VITL Raises $7.5M Series A to Power the Operating System for Cash-Pay Health
Funding Details
$7.5M
Series A
Fax machines still out here collecting a paycheck, spreadsheets running triage, and clinic managers stuck playing middleman between systems that don’t talk. Charlie Jordan didn’t try to optimize the chaos. He treated it like what it is, dead weight in a system that’s supposed to move fast.
So VITL built what the system skipped. An operating system for cash pay health that doesn’t romanticize complexity. It removes it. E prescribing, real time pricing, multi pharmacy ordering, shipment tracking that actually tracks. No scavenger hunts across portals. No phone tag with compounding pharmacies. Just a clean line from prescription to doorstep, the way it should have been before fax machines started collecting retirement benefits.
Now the market is catching up. VITL just secured $7.5M in Series A funding led by SignalFire, a firm that tends to show up early when the data whispers before the crowd starts yelling. And the numbers here are not subtle. Eight figure ARR in under 2 years. More than 630 clinics.
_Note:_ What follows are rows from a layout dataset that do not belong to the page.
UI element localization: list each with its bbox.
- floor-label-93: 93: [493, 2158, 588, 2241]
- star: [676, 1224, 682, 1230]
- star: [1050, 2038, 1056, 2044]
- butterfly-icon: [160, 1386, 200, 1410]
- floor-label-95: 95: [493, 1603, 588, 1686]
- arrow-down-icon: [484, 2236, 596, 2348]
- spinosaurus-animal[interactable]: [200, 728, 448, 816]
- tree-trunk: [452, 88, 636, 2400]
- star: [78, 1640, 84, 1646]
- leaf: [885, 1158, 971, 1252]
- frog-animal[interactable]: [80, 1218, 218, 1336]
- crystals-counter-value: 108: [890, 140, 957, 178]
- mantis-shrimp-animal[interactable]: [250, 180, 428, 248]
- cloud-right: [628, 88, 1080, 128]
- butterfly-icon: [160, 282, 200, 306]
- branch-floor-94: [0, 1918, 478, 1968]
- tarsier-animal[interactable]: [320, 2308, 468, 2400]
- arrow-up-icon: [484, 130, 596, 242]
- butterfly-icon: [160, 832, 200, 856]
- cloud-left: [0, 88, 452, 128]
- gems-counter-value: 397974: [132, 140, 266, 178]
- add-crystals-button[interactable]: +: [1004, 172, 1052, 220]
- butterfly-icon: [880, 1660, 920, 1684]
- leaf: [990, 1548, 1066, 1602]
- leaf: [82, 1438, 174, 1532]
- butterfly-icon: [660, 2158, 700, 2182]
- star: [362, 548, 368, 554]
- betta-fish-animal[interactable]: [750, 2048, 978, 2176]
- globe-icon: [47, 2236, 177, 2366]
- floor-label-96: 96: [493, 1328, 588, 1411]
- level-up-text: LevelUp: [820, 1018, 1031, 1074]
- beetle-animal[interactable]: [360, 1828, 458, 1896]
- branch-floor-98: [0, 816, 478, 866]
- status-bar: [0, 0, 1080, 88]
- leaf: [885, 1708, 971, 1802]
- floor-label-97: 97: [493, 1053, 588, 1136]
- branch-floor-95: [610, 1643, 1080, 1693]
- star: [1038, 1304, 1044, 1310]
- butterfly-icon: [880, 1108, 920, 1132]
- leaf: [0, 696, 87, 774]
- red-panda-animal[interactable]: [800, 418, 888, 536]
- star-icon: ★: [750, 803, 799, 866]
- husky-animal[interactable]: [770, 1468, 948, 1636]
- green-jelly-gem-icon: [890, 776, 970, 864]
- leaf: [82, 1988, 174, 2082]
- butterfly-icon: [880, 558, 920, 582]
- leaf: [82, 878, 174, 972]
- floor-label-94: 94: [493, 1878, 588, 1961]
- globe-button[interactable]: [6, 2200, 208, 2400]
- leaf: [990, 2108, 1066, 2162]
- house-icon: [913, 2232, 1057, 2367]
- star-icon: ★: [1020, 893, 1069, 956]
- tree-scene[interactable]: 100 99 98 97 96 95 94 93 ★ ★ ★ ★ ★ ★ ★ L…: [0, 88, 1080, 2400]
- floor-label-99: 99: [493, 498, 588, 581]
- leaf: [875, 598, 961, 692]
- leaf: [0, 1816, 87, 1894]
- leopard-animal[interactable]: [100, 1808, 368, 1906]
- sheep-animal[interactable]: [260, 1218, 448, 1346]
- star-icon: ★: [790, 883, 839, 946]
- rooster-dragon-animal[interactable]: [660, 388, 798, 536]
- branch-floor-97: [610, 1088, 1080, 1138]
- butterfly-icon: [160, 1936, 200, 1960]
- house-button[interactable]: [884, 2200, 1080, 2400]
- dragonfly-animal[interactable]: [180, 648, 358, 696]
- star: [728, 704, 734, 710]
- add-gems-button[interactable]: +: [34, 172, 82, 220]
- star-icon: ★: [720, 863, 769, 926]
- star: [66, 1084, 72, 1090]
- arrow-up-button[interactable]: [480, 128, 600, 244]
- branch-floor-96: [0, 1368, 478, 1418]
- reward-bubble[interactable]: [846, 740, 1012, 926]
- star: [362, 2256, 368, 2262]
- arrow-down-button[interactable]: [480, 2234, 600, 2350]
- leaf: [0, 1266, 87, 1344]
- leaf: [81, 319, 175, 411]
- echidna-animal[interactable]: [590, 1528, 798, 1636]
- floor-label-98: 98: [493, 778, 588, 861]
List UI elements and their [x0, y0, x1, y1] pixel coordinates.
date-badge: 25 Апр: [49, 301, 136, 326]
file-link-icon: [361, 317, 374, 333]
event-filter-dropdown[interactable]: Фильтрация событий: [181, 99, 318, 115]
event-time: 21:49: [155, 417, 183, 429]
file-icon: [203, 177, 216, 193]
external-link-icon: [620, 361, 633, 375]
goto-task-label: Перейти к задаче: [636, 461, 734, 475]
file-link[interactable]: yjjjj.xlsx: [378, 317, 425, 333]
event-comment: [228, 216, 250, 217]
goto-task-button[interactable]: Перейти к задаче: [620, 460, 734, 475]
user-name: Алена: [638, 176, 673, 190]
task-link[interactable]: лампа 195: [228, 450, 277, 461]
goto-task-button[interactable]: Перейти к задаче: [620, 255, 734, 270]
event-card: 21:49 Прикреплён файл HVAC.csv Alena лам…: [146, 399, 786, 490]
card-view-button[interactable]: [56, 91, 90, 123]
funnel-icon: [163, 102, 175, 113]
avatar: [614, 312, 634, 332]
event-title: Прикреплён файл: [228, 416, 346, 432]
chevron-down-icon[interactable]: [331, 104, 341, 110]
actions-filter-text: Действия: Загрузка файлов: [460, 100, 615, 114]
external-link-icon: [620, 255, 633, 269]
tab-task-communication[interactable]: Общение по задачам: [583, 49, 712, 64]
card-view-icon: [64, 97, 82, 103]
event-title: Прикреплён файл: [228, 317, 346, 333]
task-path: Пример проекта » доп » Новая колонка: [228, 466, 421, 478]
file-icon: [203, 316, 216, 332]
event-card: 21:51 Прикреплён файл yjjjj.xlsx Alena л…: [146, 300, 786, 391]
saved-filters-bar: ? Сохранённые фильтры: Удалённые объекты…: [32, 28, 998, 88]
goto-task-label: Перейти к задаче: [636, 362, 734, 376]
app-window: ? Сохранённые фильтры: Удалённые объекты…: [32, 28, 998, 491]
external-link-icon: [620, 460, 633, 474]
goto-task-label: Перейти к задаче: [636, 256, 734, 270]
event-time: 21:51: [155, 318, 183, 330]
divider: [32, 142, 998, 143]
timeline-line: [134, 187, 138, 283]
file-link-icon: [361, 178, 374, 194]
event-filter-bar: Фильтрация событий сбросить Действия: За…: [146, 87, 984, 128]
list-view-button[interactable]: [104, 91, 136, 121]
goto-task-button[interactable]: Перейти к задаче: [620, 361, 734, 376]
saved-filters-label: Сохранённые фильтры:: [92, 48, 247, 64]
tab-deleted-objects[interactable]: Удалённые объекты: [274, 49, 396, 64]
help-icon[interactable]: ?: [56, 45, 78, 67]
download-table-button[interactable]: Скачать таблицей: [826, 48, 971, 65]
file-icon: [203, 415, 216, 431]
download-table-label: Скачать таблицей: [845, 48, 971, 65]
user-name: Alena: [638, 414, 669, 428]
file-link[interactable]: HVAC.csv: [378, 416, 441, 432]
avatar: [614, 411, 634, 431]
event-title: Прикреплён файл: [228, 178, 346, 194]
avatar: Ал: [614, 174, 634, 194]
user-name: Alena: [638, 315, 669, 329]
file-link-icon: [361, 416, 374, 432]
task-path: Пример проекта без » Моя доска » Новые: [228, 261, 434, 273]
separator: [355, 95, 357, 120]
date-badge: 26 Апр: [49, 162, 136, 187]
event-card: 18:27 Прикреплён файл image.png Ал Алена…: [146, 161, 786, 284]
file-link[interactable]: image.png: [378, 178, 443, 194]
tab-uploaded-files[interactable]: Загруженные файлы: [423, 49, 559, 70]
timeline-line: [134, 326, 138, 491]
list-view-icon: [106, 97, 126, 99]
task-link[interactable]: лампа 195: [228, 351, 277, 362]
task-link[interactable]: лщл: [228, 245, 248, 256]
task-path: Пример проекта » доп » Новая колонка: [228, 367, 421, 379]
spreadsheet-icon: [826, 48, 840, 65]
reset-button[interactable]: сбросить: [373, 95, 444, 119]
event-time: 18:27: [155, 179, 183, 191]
Over 1,000 prescribers. 90% quarter over quarter order growth. That’s not momentum. That’s gravity.
Charlie Jordan and the VITL team didn’t win this round by pitching a prettier interface. They went straight at the pain. Cash pay clinics dealing with GLP 1s, peptides, aesthetics, all the categories insurance loves to ignore, were stuck managing prescriptions like it was 2003. VITL turned that chaos into a system. Clinics are getting back more than 2 full workdays a month and saving around $100K a year. That’s not a feature. That’s a business case with a pulse.
SignalFire saw it. Not just the product, but the pattern. A $100B cash pay healthcare market that has been growing fast and operating like it has nowhere to be. VITL steps in and suddenly speed matters. Transparency matters. Patients see what they are paying. Clinics see where things are going. And the entire experience stops feeling like a workaround.
This is what happens when someone builds for the way healthcare is actually being consumed, not how it used to be reimbursed. VITL is not trying to impress the system. It is replacing the parts that never worked.